Ce 8 mars 2021 est aussi marqué par l’hommage rendue à une pionnière, Alice Milliat*, avec l’installation d’une sculpture à son effigie à la Maison du sport français à Paris…
J’en profite pour féliciter et remercier sincèrement Béatrice Barbusse qui s’est battue depuis des années et beaucoup impliquée pour que cet hommage soit rendu à Alice Milliat. Ce combat de longue date, enfin concrétisé, apporte de la lumière à cette femme qui a beaucoup œuvré pour la reconnaissance du sport féminin.

Promue présidente de la LFH en 2013, cette fois tu as mené campagne aux côtés de Philippe Bana. Comment as-tu vécu cette période électorale ?
J’avais intégré l’équipe de Joël Delplanque, en cours de mandat, en 2013. Pour la récente élection, il y avait plusieurs listes et c’est la première fois, en effet, que je participais à une campagne. Cela a été un vrai travail d’équipe pendant plusieurs mois et cela fut riche en échanges et profitable et je suis heureuse de faire partie de cette équipe. Par contre, je n’ai pas apprécié les coups bas et les attaques, que ce soit dans les médias, lors des réunions ou via personnes interposées. Personnellement, j’ai eu le droit aussi à des jugements alors que la personne en question ne me connaissait pas et je me suis permis de lui dire. J’ai été déçue par ce genre de comportements car même dans une situation de concurrence, j’ai appris à avancer des valeurs plutôt positives et cela a montré une mauvaise image de notre sport.

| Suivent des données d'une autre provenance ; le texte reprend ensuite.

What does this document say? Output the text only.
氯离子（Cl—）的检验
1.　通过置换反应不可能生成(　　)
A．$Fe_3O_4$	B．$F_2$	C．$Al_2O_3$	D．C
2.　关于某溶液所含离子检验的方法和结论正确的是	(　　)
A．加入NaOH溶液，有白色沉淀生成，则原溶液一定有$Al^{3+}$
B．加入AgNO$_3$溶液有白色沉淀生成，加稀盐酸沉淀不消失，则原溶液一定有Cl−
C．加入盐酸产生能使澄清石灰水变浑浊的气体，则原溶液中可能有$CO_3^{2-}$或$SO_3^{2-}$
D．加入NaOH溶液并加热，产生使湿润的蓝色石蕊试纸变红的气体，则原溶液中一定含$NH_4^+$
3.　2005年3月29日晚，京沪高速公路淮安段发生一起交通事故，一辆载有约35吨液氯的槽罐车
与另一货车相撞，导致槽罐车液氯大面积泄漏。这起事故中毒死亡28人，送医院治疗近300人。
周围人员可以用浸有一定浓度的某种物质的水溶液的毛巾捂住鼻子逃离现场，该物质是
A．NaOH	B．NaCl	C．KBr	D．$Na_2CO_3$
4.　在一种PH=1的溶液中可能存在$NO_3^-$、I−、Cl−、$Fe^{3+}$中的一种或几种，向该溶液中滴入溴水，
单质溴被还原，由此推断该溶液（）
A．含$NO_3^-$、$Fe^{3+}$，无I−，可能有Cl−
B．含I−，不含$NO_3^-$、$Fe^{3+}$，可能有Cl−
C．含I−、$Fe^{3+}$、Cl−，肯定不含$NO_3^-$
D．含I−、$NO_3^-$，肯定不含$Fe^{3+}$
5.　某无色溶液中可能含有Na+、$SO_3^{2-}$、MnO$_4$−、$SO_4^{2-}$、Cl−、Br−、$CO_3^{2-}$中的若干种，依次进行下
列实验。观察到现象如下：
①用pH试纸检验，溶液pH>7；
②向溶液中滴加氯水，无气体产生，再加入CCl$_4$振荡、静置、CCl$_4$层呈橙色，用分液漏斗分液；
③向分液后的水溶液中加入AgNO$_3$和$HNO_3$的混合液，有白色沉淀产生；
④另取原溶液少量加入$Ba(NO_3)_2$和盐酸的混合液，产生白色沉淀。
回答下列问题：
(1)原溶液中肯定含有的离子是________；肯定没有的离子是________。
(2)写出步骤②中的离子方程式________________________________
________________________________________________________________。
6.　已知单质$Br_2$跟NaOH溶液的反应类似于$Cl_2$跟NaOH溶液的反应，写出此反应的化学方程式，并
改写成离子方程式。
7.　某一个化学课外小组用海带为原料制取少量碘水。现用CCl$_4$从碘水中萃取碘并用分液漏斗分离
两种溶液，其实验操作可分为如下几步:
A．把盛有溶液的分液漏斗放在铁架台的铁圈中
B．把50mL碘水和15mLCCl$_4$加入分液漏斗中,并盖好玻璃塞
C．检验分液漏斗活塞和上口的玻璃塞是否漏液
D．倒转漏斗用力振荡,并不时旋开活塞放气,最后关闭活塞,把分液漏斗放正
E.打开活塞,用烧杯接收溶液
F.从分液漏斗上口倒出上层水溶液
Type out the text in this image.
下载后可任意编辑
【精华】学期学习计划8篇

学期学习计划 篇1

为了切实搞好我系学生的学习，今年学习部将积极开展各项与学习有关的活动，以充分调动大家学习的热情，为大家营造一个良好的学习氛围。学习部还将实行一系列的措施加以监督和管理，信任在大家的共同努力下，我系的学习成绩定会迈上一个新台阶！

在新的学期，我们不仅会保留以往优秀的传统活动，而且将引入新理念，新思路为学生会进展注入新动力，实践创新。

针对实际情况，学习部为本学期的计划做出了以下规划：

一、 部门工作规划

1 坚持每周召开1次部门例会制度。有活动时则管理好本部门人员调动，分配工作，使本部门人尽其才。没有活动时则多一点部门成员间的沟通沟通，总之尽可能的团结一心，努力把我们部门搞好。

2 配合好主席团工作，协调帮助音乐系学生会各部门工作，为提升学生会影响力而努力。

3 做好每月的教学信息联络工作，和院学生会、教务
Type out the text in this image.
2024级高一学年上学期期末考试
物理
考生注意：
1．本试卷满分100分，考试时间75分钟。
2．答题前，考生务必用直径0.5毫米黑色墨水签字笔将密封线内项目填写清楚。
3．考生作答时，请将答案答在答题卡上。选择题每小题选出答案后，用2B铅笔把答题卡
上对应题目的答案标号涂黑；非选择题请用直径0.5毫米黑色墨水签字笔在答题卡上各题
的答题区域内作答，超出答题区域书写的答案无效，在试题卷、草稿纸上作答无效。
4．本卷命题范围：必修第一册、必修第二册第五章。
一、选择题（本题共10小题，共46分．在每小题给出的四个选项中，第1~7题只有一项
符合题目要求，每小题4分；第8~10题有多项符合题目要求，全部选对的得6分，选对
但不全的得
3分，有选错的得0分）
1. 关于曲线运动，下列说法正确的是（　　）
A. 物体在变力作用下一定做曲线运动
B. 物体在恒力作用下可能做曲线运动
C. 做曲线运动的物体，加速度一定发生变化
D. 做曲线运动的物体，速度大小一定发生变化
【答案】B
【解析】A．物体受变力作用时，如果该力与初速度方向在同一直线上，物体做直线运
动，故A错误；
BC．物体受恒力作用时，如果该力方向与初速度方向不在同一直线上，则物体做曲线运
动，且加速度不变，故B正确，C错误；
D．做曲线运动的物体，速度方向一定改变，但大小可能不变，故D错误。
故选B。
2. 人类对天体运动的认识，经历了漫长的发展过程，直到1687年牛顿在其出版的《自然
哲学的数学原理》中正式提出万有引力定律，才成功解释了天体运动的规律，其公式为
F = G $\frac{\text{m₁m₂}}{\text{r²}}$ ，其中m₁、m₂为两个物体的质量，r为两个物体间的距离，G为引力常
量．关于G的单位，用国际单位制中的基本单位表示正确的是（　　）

Es-tu ressortie plus forte de cette campagne rude ?
Être ainsi attaquée, cela me renforce. Au-delà de mon parcours de sportive, c’est l’éducation que j’ai reçue de ma mère : on pourra toujours m’attaquer mais l’intégrité et les valeurs permettent de se relever. L’égalité n’est pas encore acquise ; alors il faut toujours être en capacité de se relever après avoir pris des coups. Et cela va justement dans le sens de la lettre écrite à la petite fille née ce 8 mars 2021 dont j’ai parlé ci-avant.

Quel regard portes-tu sur le contexte sanitaire très particulier qui implique notamment un arrêt de toutes les compétitions amateur.es ?
Nous essayons de trouver des solutions mais c’est très difficile alors que nos équipes de France féminine et masculine ont placé le handball français dans une dynamique. Le contexte sanitaire est insupportable et le temps s’étire au point de générer une immense impatience à sortir de cette crise sanitaire. Je dis cela naturellement, toutes proportions gardées, sans comparer avec l’état de santé des personnes touchées et des nombreux décès. On ne peut naturellement pas se satisfaire de la situation et cela reste difficile de ne pas répondre aux attentes des clubs. Avec le plan de soutien, nous visons de les accompagner du mieux possible.

Concernant plus précisément la LFH, quels sont les axes de travail pour le championnat professionnel féminin ?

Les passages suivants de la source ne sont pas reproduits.